Create your first ETL Pipeline in Apache Beam and Python
Learn how to use Apache Beam to create efficient Pipelines for your applications.

This post is part of Data Engineering and ETL Series.

In this post, I am going to introduce another ETL tool for your Python applications, called Apache Beam.

What is Apache Beam?

According to Wikipedia:

Apache Beam is an open source unified programming model to define and execute data processing pipelines, including ETL, batch and stream (continuous) processing..

Unlike Airflow and Luigi, Apache Beam is not a server. It is rather a programming model that contains a set of APIs. Currently, they are available for Java, Python and Go programming languages. A typical Apache Beam based pipeline looks like below:

A linear pipeline starts with one input collection, sequentially applies three transforms, and ends with one output collection.

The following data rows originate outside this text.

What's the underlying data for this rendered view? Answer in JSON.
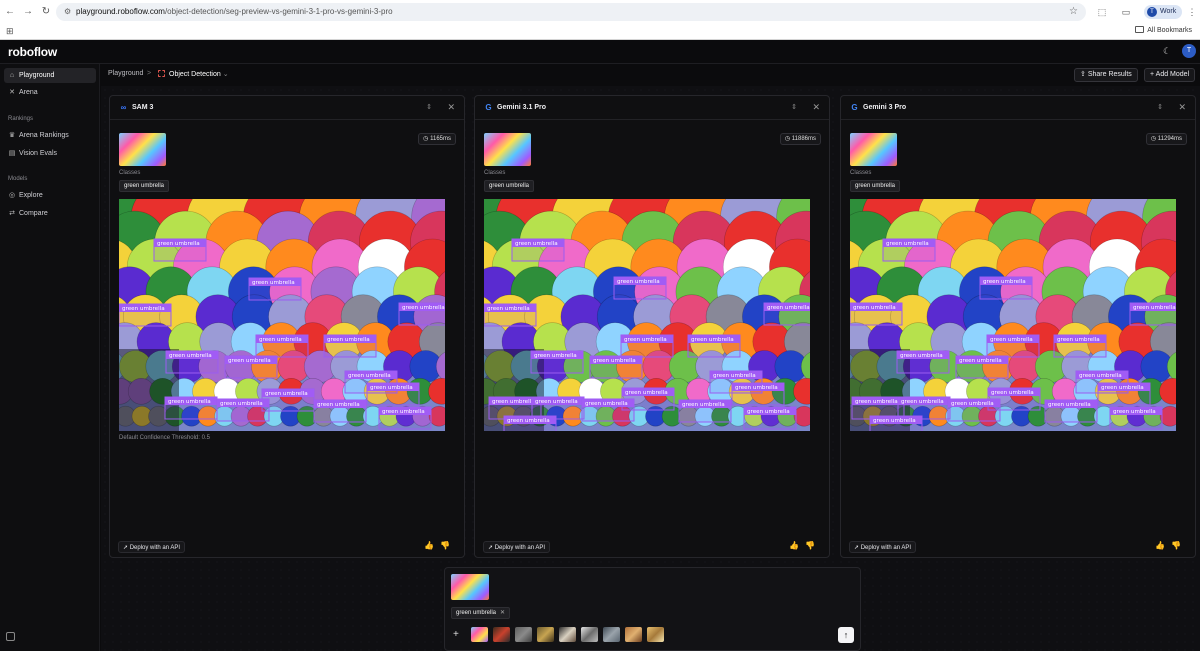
{
  "browser": {
    "url_host": "playground.roboflow.com",
    "url_path": "/object-detection/seg-preview-vs-gemini-3-1-pro-vs-gemini-3-pro",
    "profile_initial": "T",
    "profile_label": "Work",
    "bookmarks_label": "All Bookmarks"
  },
  "app": {
    "logo": "roboflow",
    "user_initial": "T"
  },
  "sidebar": {
    "items_top": [
      {
        "label": "Playground",
        "icon": "playground-icon"
      },
      {
        "label": "Arena",
        "icon": "arena-icon"
      }
    ],
    "rankings_heading": "Rankings",
    "rankings": [
      {
        "label": "Arena Rankings",
        "icon": "rankings-icon"
      },
      {
        "label": "Vision Evals",
        "icon": "evals-icon"
      }
    ],
    "models_heading": "Models",
    "models": [
      {
        "label": "Explore",
        "icon": "explore-icon"
      },
      {
        "label": "Compare",
        "icon": "compare-icon"
      }
    ]
  },
  "breadcrumb": {
    "root": "Playground",
    "separator": ">",
    "current": "Object Detection"
  },
  "toolbar": {
    "share_label": "Share Results",
    "add_model_label": "Add Model"
  },
  "panels": [
    {
      "model": "SAM 3",
      "icon_color": "#3a78ff",
      "latency": "1165ms",
      "classes_label": "Classes",
      "class": "green umbrella",
      "threshold": "Default Confidence Threshold: 0.5",
      "deploy": "Deploy with an API",
      "boxes": [
        [
          35,
          40,
          "green umbrella"
        ],
        [
          130,
          79,
          "green umbrella"
        ],
        [
          0,
          105,
          "green umbrella"
        ],
        [
          280,
          104,
          "green umbrella"
        ],
        [
          137,
          136,
          "green umbrella"
        ],
        [
          205,
          136,
          "green umbrella"
        ],
        [
          47,
          152,
          "green umbrella"
        ],
        [
          106,
          157,
          "green umbrella"
        ],
        [
          226,
          172,
          "green umbrella"
        ],
        [
          248,
          184,
          "green umbrella"
        ],
        [
          143,
          190,
          "green umbrella"
        ],
        [
          46,
          198,
          "green umbrella"
        ],
        [
          98,
          200,
          "green umbrella"
        ],
        [
          195,
          201,
          "green umbrella"
        ],
        [
          260,
          208,
          "green umbrella"
        ]
      ]
    },
    {
      "model": "Gemini 3.1 Pro",
      "icon_color": "#4285f4",
      "latency": "11886ms",
      "classes_label": "Classes",
      "class": "green umbrella",
      "threshold": "",
      "deploy": "Deploy with an API",
      "boxes": [
        [
          28,
          40,
          "green umbrella"
        ],
        [
          130,
          78,
          "green umbrella"
        ],
        [
          0,
          105,
          "green umbrella"
        ],
        [
          280,
          104,
          "green umbrella"
        ],
        [
          137,
          136,
          "green umbrella"
        ],
        [
          204,
          136,
          "green umbrella"
        ],
        [
          47,
          152,
          "green umbrella"
        ],
        [
          106,
          157,
          "green umbrella"
        ],
        [
          226,
          172,
          "green umbrella"
        ],
        [
          248,
          184,
          "green umbrella"
        ],
        [
          138,
          189,
          "green umbrella"
        ],
        [
          5,
          198,
          "green umbrella"
        ],
        [
          48,
          198,
          "green umbrella"
        ],
        [
          98,
          200,
          "green umbrella"
        ],
        [
          195,
          201,
          "green umbrella"
        ],
        [
          260,
          208,
          "green umbrella"
        ],
        [
          20,
          217,
          "green umbrella"
        ]
      ]
    },
    {
      "model": "Gemini 3 Pro",
      "icon_color": "#4285f4",
      "latency": "11294ms",
      "classes_label": "Classes",
      "class": "green umbrella",
      "threshold": "",
      "deploy": "Deploy with an API",
      "boxes": [
        [
          33,
          40,
          "green umbrella"
        ],
        [
          130,
          78,
          "green umbrella"
        ],
        [
          0,
          104,
          "green umbrella"
        ],
        [
          280,
          104,
          "green umbrella"
        ],
        [
          137,
          136,
          "green umbrella"
        ],
        [
          204,
          136,
          "green umbrella"
        ],
        [
          47,
          152,
          "green umbrella"
        ],
        [
          106,
          157,
          "green umbrella"
        ],
        [
          226,
          172,
          "green umbrella"
        ],
        [
          248,
          184,
          "green umbrella"
        ],
        [
          138,
          189,
          "green umbrella"
        ],
        [
          2,
          198,
          "green umbrella"
        ],
        [
          48,
          198,
          "green umbrella"
        ],
        [
          98,
          200,
          "green umbrella"
        ],
        [
          195,
          201,
          "green umbrella"
        ],
        [
          260,
          208,
          "green umbrella"
        ],
        [
          20,
          217,
          "green umbrella"
        ]
      ]
    }
  ],
  "composer": {
    "chip_label": "green umbrella",
    "add_label": "+",
    "send_label": "↑"
  }
}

(Image Source: https://beam.apache.org/images/design-your-pipeline-linear.svg)

From the left, the data is being acquired(extract) from a database then it goes thru the multiple steps of transformation and finally it is stored(load) into the database.

Let’s discuss a few of terminologies used in Apache Beam:

  • Pipeline:- A pipeline encapsulates the entire data processing experience; from data, acquisition to load it up into a datastore.
  • PCollection:- It is a collection of data. Data could be bounded, that is coming from a fixed source or unbounded that is coming from single or multiple streams.
  • PTransform:- It is a process that works on each element within a PCollection.
  • Runners:- A portable API Layer that helps to create pipelines executed on different engines or runners. Currently, it supports Direct Runner(for local development or testing purpose), Apache Apex, Apache Flink, Gearpump, Apache Spark and Google DataFlow.

Development

Use pip to install the Python SDK:

pip install apache-beam

The Apache Beam SDK is now installed and now we will create a simple pipeline that will read lines from text fields and convert the case and then reverse it.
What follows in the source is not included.